RAGatouille을 reranker로 바로 사용할 수도 있습니다. 이를 통해 ColBERT를 사용하여 일반적인 retriever에서 검색된 결과를 재순위화할 수 있습니다. 이 방법의 장점은 기존 인덱스 위에서 작업할 수 있어 새로운 인덱스를 생성할 필요가 없다는 것입니다.

Setup Vanilla Retriever

먼저, 예제로 기본 retriever를 설정해보겠습니다.
import requests
from langchain_community.vectorstores import FAISS
from langchain_openai import OpenAIEmbeddings
from langchain_text_splitters import RecursiveCharacterTextSplitter


def get_wikipedia_page(title: str):
    """
    Retrieve the full text content of a Wikipedia page.

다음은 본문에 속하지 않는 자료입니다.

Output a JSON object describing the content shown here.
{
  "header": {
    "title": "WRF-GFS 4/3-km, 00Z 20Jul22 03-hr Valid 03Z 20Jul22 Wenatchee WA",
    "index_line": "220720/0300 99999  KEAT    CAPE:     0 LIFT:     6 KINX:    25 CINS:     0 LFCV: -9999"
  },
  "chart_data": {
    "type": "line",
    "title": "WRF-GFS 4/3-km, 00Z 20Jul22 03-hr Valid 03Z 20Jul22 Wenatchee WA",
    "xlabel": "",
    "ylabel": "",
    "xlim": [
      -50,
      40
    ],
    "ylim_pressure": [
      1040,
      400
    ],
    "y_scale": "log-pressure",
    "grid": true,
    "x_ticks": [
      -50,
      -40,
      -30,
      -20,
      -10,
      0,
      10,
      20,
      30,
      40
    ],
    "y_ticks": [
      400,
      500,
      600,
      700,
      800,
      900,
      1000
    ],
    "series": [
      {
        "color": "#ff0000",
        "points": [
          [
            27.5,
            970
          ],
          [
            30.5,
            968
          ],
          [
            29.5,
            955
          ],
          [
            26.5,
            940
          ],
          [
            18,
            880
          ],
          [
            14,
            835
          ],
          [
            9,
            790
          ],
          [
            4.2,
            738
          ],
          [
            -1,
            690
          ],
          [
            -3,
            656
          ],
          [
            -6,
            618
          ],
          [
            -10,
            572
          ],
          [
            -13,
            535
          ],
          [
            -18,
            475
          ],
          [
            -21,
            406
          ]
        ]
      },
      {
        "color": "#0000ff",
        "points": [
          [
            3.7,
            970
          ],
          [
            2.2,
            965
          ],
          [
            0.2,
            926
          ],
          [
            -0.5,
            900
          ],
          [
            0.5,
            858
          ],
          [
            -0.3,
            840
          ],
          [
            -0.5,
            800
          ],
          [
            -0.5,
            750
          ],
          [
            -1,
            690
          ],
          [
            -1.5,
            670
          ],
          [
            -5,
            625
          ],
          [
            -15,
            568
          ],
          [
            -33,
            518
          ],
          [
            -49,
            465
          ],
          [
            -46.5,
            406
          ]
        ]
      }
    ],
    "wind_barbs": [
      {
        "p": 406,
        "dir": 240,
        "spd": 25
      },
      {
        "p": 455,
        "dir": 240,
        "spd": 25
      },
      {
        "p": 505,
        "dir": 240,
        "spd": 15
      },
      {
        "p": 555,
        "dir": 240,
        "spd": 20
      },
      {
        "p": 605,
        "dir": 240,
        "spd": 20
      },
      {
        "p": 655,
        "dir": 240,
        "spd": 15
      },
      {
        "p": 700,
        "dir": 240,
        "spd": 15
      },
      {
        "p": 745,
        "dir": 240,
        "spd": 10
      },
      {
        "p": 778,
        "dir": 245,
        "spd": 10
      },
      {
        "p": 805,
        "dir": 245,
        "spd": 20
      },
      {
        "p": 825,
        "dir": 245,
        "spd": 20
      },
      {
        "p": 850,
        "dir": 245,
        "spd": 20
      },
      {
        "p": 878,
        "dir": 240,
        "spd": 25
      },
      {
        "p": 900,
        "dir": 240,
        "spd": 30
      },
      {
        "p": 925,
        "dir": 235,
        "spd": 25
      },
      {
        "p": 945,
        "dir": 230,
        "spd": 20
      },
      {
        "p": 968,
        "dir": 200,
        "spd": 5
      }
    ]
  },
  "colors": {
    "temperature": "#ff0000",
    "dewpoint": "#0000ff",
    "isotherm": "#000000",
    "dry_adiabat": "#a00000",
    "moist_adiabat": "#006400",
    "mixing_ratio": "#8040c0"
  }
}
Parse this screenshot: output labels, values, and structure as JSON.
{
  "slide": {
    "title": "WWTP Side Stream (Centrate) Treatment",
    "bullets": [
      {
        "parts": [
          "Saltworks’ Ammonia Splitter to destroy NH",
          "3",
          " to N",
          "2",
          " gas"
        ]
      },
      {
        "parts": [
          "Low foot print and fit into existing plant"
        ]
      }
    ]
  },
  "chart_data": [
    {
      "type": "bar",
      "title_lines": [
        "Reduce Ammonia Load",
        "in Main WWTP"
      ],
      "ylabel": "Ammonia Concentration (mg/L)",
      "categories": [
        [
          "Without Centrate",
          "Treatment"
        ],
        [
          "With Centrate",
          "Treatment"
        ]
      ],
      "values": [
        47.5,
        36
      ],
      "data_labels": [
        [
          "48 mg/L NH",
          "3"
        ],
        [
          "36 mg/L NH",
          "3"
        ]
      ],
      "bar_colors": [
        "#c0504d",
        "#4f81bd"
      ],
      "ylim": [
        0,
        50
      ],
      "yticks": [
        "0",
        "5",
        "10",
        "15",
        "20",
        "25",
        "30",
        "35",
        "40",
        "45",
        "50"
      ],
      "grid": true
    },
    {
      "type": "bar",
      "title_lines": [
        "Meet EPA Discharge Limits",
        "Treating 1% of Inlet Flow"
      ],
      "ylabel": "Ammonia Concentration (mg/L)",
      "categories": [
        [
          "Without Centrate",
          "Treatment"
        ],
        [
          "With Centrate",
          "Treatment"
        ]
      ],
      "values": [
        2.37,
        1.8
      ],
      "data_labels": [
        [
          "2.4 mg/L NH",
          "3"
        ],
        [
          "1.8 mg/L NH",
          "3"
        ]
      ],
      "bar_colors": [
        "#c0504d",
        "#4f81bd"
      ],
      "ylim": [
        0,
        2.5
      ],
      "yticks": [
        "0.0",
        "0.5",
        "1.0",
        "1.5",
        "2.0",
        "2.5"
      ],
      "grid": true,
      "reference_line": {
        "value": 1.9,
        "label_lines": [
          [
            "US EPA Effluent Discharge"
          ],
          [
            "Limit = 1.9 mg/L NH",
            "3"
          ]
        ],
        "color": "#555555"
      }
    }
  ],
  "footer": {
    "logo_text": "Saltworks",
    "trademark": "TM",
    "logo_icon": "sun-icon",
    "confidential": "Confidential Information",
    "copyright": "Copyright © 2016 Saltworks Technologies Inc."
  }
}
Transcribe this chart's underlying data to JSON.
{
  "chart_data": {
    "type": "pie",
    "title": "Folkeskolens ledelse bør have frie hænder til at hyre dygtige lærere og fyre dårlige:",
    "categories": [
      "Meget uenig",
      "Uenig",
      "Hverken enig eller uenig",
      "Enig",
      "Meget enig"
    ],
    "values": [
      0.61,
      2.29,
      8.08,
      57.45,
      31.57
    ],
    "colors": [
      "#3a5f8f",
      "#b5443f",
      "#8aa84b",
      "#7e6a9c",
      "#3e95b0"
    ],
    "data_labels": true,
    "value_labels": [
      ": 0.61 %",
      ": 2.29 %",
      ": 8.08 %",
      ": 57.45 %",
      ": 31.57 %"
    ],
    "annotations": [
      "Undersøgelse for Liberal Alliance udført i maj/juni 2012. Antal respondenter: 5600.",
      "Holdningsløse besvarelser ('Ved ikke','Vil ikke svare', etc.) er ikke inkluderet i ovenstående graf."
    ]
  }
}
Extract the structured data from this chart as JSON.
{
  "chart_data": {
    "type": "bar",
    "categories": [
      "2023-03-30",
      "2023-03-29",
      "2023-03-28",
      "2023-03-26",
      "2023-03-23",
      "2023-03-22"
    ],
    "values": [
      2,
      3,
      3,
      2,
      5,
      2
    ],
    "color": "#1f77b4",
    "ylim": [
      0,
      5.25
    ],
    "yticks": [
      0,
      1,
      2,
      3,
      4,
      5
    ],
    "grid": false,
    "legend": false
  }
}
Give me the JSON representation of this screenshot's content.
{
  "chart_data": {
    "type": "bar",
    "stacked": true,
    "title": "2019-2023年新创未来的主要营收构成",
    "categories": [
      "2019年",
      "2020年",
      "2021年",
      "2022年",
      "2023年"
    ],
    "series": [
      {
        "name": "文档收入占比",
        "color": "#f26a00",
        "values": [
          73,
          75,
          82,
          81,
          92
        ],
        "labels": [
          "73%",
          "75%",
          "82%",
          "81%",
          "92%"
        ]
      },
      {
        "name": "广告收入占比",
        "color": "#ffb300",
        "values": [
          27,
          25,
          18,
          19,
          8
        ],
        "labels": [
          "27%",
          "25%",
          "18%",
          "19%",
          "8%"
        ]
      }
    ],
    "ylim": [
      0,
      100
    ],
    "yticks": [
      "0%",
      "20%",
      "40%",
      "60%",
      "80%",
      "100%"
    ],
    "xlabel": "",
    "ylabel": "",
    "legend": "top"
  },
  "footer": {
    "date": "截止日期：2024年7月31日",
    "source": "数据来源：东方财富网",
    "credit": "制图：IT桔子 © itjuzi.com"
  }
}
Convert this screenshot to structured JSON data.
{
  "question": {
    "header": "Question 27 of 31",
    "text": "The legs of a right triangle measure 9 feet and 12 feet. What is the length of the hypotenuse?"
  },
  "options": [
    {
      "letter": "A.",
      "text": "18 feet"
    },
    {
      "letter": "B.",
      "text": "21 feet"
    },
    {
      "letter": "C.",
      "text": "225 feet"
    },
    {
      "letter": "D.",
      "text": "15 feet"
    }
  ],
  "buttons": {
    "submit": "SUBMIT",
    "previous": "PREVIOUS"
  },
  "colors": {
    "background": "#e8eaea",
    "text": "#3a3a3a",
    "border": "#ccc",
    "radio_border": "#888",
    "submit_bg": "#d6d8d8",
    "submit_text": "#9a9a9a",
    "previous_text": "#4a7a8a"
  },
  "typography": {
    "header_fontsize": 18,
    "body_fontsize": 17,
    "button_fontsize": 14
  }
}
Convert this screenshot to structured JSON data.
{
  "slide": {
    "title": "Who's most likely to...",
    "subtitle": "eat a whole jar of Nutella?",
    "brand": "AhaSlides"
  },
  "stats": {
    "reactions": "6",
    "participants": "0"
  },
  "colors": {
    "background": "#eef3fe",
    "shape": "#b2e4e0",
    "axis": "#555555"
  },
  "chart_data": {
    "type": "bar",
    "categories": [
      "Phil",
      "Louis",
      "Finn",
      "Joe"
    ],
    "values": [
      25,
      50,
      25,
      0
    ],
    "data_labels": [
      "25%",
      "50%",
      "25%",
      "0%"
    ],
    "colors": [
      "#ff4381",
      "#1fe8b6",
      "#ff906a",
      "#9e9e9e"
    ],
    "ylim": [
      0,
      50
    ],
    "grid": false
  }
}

    :param title: str - Title of the Wikipedia page.
    :return: str - Full text content of the page as raw string.
    """
    # Wikipedia API endpoint
        URL = "https://en.wikipedia.org/w/api.php"

    # Parameters for the API request
        params = {
        "action": "query",
        "format": "json",
        "titles": title,
        "prop": "extracts",
        "explaintext": True,
    }

    # Custom User-Agent header to comply with Wikipedia's best practices
        headers = {"User-Agent": "RAGatouille_tutorial/0.0.1 ([email protected])"}

        response = requests.get(URL, params=params, headers=headers)
        data = response.json()

    # Extracting page content
        page = next(iter(data["query"]["pages"].values()))
    return page["extract"] if "extract" in page else None


text = get_wikipedia_page("Hayao_Miyazaki")
text_splitter = RecursiveCharacterTextSplitter(chunk_size=500, chunk_overlap=0)
texts = text_splitter.create_documents([text])
retriever = FAISS.from_documents(texts, OpenAIEmbeddings()).as_retriever(
        search_kwargs={"k": 10}
)
docs = retriever.invoke("What animation studio did Miyazaki found")
docs[0]
Document(page_content='collaborative projects. In April 1984, Miyazaki opened his own office in Suginami Ward, naming it Nibariki.')
결과가 질문과 크게 관련이 없는 것을 볼 수 있습니다.

ColBERT를 reranker로 사용하기

from langchain.retrievers import ContextualCompressionRetriever

compression_retriever = ContextualCompressionRetriever(
        base_compressor=RAG.as_langchain_document_compressor(), base_retriever=retriever
)

compressed_docs = compression_retriever.invoke(
    "What animation studio did Miyazaki found"
)
/Users/harrisonchase/.pyenv/versions/3.10.1/envs/langchain/lib/python3.10/site-packages/torch/amp/autocast_mode.py:250: UserWarning: User provided device_type of 'cuda', but CUDA is not available. Disabling
  warnings.warn(
compressed_docs[0]
Document(page_content='In June 1985, Miyazaki, Takahata, Tokuma and Suzuki founded the animation production company Studio Ghibli, with funding from Tokuma Shoten. Studio Ghibli\'s first film, Laputa: Castle in the Sky (1986), employed the same production crew of Nausicaä. Miyazaki\'s designs for the film\'s setting were inspired by Greek architecture and "European urbanistic templates". Some of the architecture in the film was also inspired by a Welsh mining town; Miyazaki witnessed the mining strike upon his first', metadata={'relevance_score': 26.5194149017334})
이 답변이 훨씬 더 관련성이 높습니다!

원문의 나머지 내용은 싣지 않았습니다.